Once business people identify their questions or information gaps, there are a number of tools that will help collect the data and to organize it in a way that is helpful.

“There are lots of resources,” Li says. “Google analytics is free and – if you don’t have data – you can wander into the Google store and look at the data they have made available for their North American store to start analysis. Only 60% of the traffic to the Google North America store are users from North America. If you don’t take out the 40% of users who don’t do business on the site, you don’t have useful data. A local business is a local business, but there is always traffic from around the world. Focus on the data from the local area or you can’t answer your questions.”

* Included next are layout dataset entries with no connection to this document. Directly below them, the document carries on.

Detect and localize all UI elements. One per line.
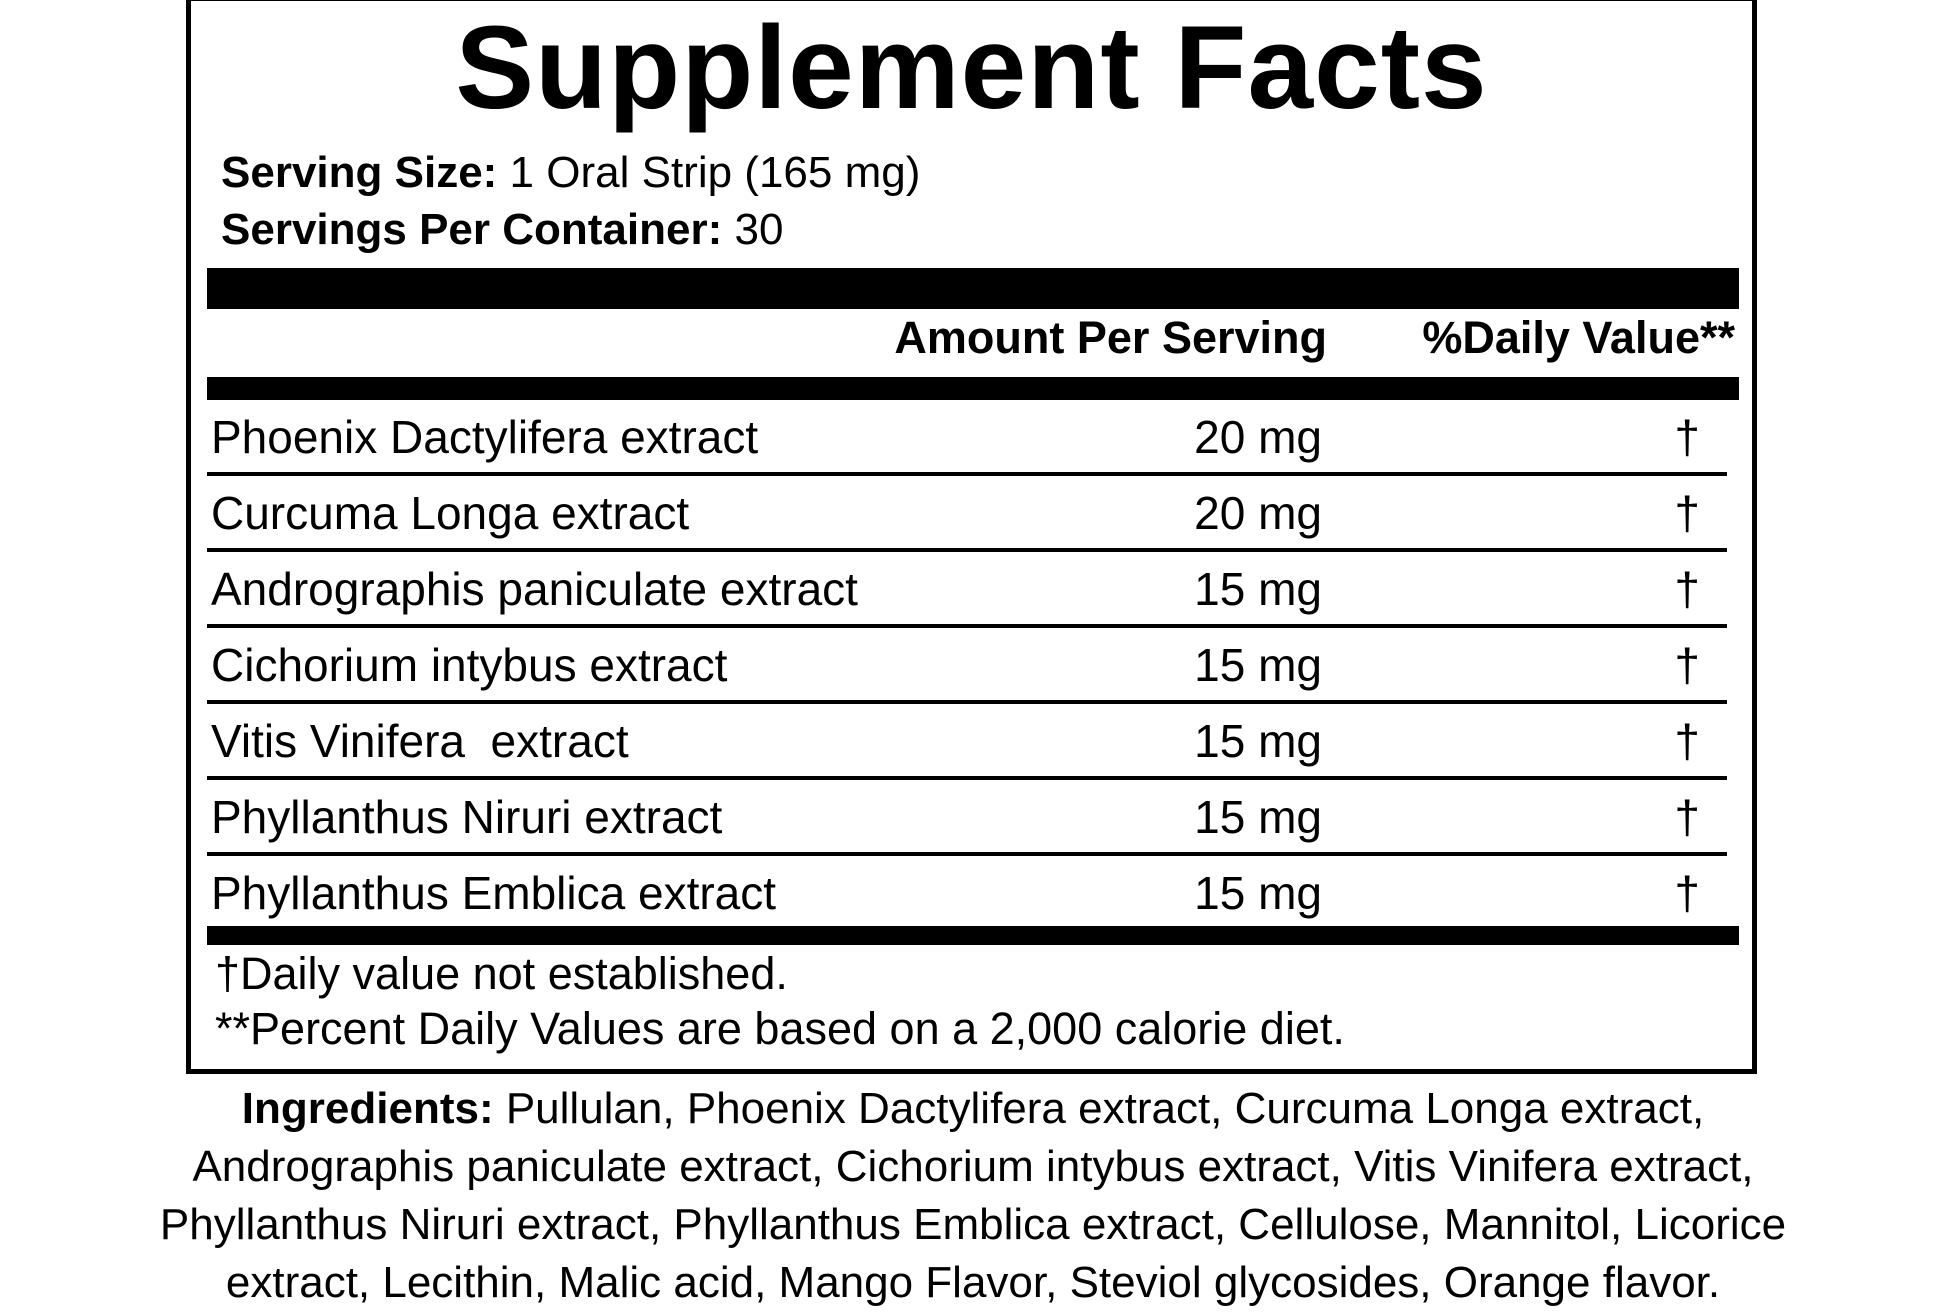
servings-per-container-value: 30: [734, 205, 784, 254]
serving-size-label: Serving Size:: [221, 148, 498, 197]
daily-value-header: %Daily Value**: [1422, 312, 1735, 363]
daily-value: †: [1674, 563, 1700, 615]
ingredient-amount: 15 mg: [1194, 715, 1322, 767]
thick-divider: [207, 926, 1739, 945]
daily-value: †: [1674, 791, 1700, 843]
thick-divider: [207, 268, 1739, 309]
ingredient-amount: 15 mg: [1194, 791, 1322, 843]
ingredient-name: Curcuma Longa extract: [211, 487, 690, 539]
ingredients-text: Pullulan, Phoenix Dactylifera extract, C…: [493, 1084, 1705, 1133]
ingredients-label: Ingredients:: [241, 1084, 494, 1133]
ingredients-list: Ingredients: Pullulan, Phoenix Dactylife…: [0, 1080, 1946, 1312]
ingredients-line: Ingredients: Pullulan, Phoenix Dactylife…: [0, 1080, 1946, 1138]
supplement-facts-panel: Supplement Facts Serving Size: 1 Oral St…: [186, 0, 1757, 1074]
table-row: Curcuma Longa extract 20 mg †: [207, 476, 1727, 552]
ingredient-amount: 15 mg: [1194, 639, 1322, 691]
daily-value: †: [1674, 411, 1700, 463]
table-row: Cichorium intybus extract 15 mg †: [207, 628, 1727, 704]
ingredient-name: Phyllanthus Niruri extract: [211, 791, 723, 843]
table-row: Phoenix Dactylifera extract 20 mg †: [207, 400, 1727, 476]
ingredient-name: Andrographis paniculate extract: [211, 563, 858, 615]
ingredient-amount: 15 mg: [1194, 867, 1322, 919]
ingredient-name: Phyllanthus Emblica extract: [211, 867, 777, 919]
ingredient-amount: 20 mg: [1194, 411, 1322, 463]
ingredient-amount: 15 mg: [1194, 563, 1322, 615]
amount-per-serving-header: Amount Per Serving: [894, 312, 1327, 363]
panel-title: Supplement Facts: [455, 2, 1488, 134]
ingredient-name: Phoenix Dactylifera extract: [211, 411, 759, 463]
table-row: Phyllanthus Niruri extract 15 mg †: [207, 780, 1727, 856]
ingredients-line: Phyllanthus Niruri extract, Phyllanthus …: [159, 1200, 1787, 1249]
servings-per-container-label: Servings Per Container:: [221, 205, 723, 254]
ingredients-line: Andrographis paniculate extract, Cichori…: [192, 1142, 1754, 1191]
table-row: Vitis Vinifera extract 15 mg †: [207, 704, 1727, 780]
table-row: Phyllanthus Emblica extract 15 mg †: [207, 856, 1727, 932]
footnote-percent-daily: **Percent Daily Values are based on a 2,…: [215, 1003, 1345, 1054]
thick-divider: [207, 377, 1739, 400]
daily-value: †: [1674, 639, 1700, 691]
ingredient-name: Vitis Vinifera extract: [211, 715, 629, 767]
ingredients-line: extract, Lecithin, Malic acid, Mango Fla…: [225, 1258, 1721, 1307]
table-row: Andrographis paniculate extract 15 mg †: [207, 552, 1727, 628]
daily-value: †: [1674, 715, 1700, 767]
serving-size: Serving Size: 1 Oral Strip (165 mg): [221, 148, 920, 198]
serving-size-value: 1 Oral Strip (165 mg): [509, 148, 921, 197]
ingredient-amount: 20 mg: [1194, 487, 1322, 539]
daily-value: †: [1674, 487, 1700, 539]
servings-per-container: Servings Per Container: 30: [221, 205, 783, 255]
daily-value: †: [1674, 867, 1700, 919]
footnote-daily-value: †Daily value not established.: [215, 948, 788, 999]
ingredient-name: Cichorium intybus extract: [211, 639, 728, 691]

If a business has an ecommerce website, it is very easy to track details about customer views, purchasing behavior and other interactions within specific pages on the site, but the data will not be there unless someone has collected it. Collecting that data is a deliberate process.

“Business people have to apply the same strategy to purchasing data collection as they do to obtaining any other resource and they will improve that strategy as they increase their experience,” Li says. “Collecting data costs money.”

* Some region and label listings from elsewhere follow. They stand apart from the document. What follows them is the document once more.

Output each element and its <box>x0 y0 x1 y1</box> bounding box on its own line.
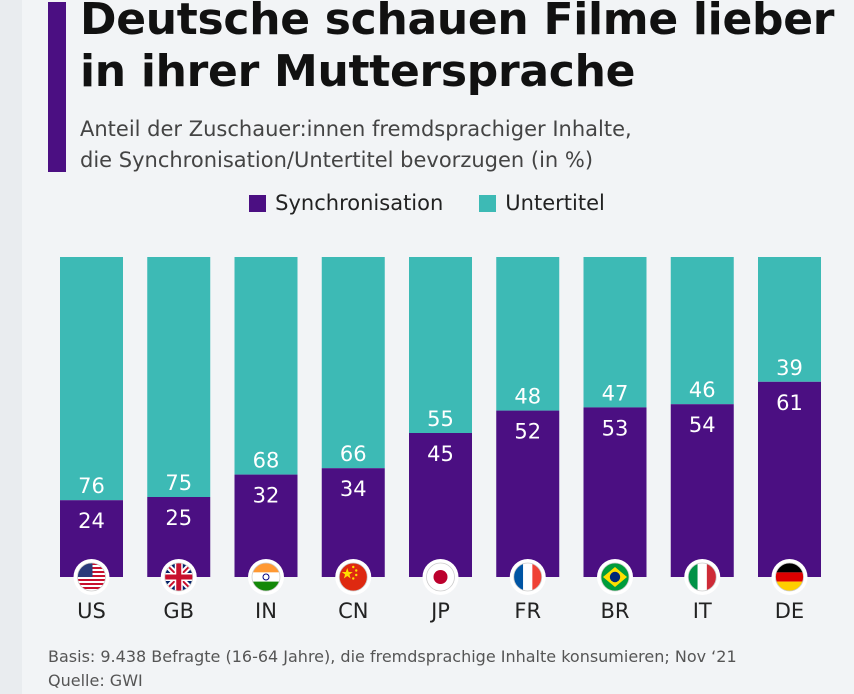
x-axis-labels: US GB IN CN JP FR BR IT DE <box>77 599 804 623</box>
data-label-synchronisation-cn: 34 <box>340 477 367 501</box>
bar-untertitel-fr <box>496 257 560 411</box>
bar-untertitel-jp <box>409 257 472 433</box>
x-tick-label-jp: JP <box>429 599 450 623</box>
footer-source: Quelle: GWI <box>48 671 143 690</box>
data-label-synchronisation-us: 24 <box>78 509 105 533</box>
flag-de-icon <box>771 559 808 595</box>
stacked-bar-chart: 76 24 75 25 68 32 66 34 55 45 48 52 47 53 46 54 39 61 US G… <box>60 257 821 623</box>
flag-us-icon <box>73 559 110 595</box>
flag-jp-icon <box>422 559 459 595</box>
data-label-synchronisation-gb: 25 <box>165 506 192 530</box>
bar-untertitel-br <box>583 257 647 408</box>
bar-untertitel-us <box>60 257 123 501</box>
data-label-synchronisation-it: 54 <box>689 413 716 437</box>
flag-icon-group <box>73 559 808 595</box>
title-accent-bar <box>48 2 66 172</box>
x-tick-label-gb: GB <box>163 599 194 623</box>
legend-label-untertitel: Untertitel <box>505 191 605 215</box>
data-label-synchronisation-fr: 52 <box>514 420 541 444</box>
data-label-untertitel-fr: 48 <box>514 385 541 409</box>
x-tick-label-us: US <box>77 599 106 623</box>
bar-untertitel-gb <box>147 257 211 497</box>
page-title: Deutsche schauen Filme lieber in ihrer M… <box>80 0 834 98</box>
data-label-untertitel-de: 39 <box>776 356 803 380</box>
legend-label-synchronisation: Synchronisation <box>275 191 444 215</box>
bar-synchronisation-fr <box>496 410 560 577</box>
legend-swatch-synchronisation <box>249 194 267 212</box>
title-line-2: in ihrer Muttersprache <box>80 46 636 97</box>
data-label-untertitel-cn: 66 <box>340 442 367 466</box>
bar-untertitel-cn <box>321 257 385 469</box>
x-tick-label-fr: FR <box>514 599 541 623</box>
title-line-1: Deutsche schauen Filme lieber <box>80 0 835 45</box>
data-label-untertitel-in: 68 <box>253 449 280 473</box>
data-label-untertitel-gb: 75 <box>165 471 192 495</box>
bar-untertitel-de <box>758 257 821 382</box>
bar-synchronisation-it <box>670 404 734 577</box>
chart-subtitle: Anteil der Zuschauer:innen fremdsprachig… <box>80 114 632 176</box>
data-label-synchronisation-br: 53 <box>602 416 629 440</box>
flag-fr-icon <box>509 559 546 595</box>
x-tick-label-cn: CN <box>338 599 368 623</box>
subtitle-line-2: die Synchronisation/Untertitel bevorzuge… <box>80 148 594 172</box>
bar-synchronisation-jp <box>409 433 472 577</box>
legend-swatch-untertitel <box>479 194 497 212</box>
footer-basis: Basis: 9.438 Befragte (16-64 Jahre), die… <box>48 647 737 666</box>
legend-item-synchronisation: Synchronisation <box>249 191 443 215</box>
chart-legend: Synchronisation Untertitel <box>0 191 854 215</box>
bar-synchronisation-cn <box>321 468 385 577</box>
x-tick-label-br: BR <box>601 599 630 623</box>
data-label-synchronisation-in: 32 <box>253 484 280 508</box>
x-tick-label-de: DE <box>775 599 804 623</box>
x-tick-label-it: IT <box>693 599 712 623</box>
data-label-untertitel-jp: 55 <box>427 407 454 431</box>
bar-synchronisation-br <box>583 407 647 577</box>
flag-cn-icon <box>335 559 372 595</box>
bar-untertitel-in <box>234 257 298 475</box>
bar-group: 76 24 75 25 68 32 66 34 55 45 48 52 47 53 46 54 39 61 <box>60 257 821 577</box>
flag-in-icon <box>248 559 284 595</box>
data-label-untertitel-us: 76 <box>78 474 105 498</box>
flag-gb-icon <box>160 559 197 595</box>
legend-item-untertitel: Untertitel <box>479 191 605 215</box>
data-label-untertitel-br: 47 <box>602 381 629 405</box>
x-tick-label-in: IN <box>255 599 277 623</box>
data-label-synchronisation-de: 61 <box>776 391 803 415</box>
subtitle-line-1: Anteil der Zuschauer:innen fremdsprachig… <box>80 117 632 141</box>
chart-footer: Basis: 9.438 Befragte (16-64 Jahre), die… <box>48 645 737 693</box>
data-label-untertitel-it: 46 <box>689 378 716 402</box>
flag-it-icon <box>684 559 721 595</box>
bar-untertitel-it <box>670 257 734 405</box>
flag-br-icon <box>597 559 633 595</box>
bar-synchronisation-de <box>758 381 821 577</box>
data-label-synchronisation-jp: 45 <box>427 442 454 466</box>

Test your data collection strategies.

Data collection is an investment that can pay off in terms of making campaigns more effective and being able to target users who are more likely to become customers. Some of the ways you collect this data may come from personal, as well as digital interactions.

“One of the easiest ways to learn about customers is to run an ad campaign and have a coupon. Then, when the customer interacts with the coupon code, you’ll know which ad caused someone to come in to the store or to make an order from the site,” Li says. “Restaurants might try running a menu of the day followed by a customer pick up of the food. Then, when you have that in-person connection, you can ask them what brought them to your business and how. There might be fewer opportunities to ask ‘what brought you in today,’ but the question is still important to ask.  It helps you as you try to connect the dots and that data – like any data — is helpful if it helps you decide how to target your marketing efforts better.”

Not every business is going to directly benefit from collecting data right away, Li cautions. Businesses need to experiment to be relevant to what they are doing and its success. It’s a process that requires focus.

“Don’t do an email blast while you are running a social media campaign,” Li says. “If a potential customer clicks through as a result of a post about a product, is that what they end up ordering from the site or do they buy something related or different? That’s the kind of question you need to go in with.”

Ultimately, if business owners identify their objectives and know what they want to achieve, collecting specific data will tell them if they are on the right path without getting lost in numbers.

“It ultimately doesn’t matter where you are on the spectrum from big data to small data,” li says. “It’s really all about adapting to change and looking for opportunities. So experiment, experiment and experiment, but be sure it’s based on good data relevant to your business.”

Taking an adaptive, flexible approach to data and the questions it answers helps everyone make the changes we need to do business better.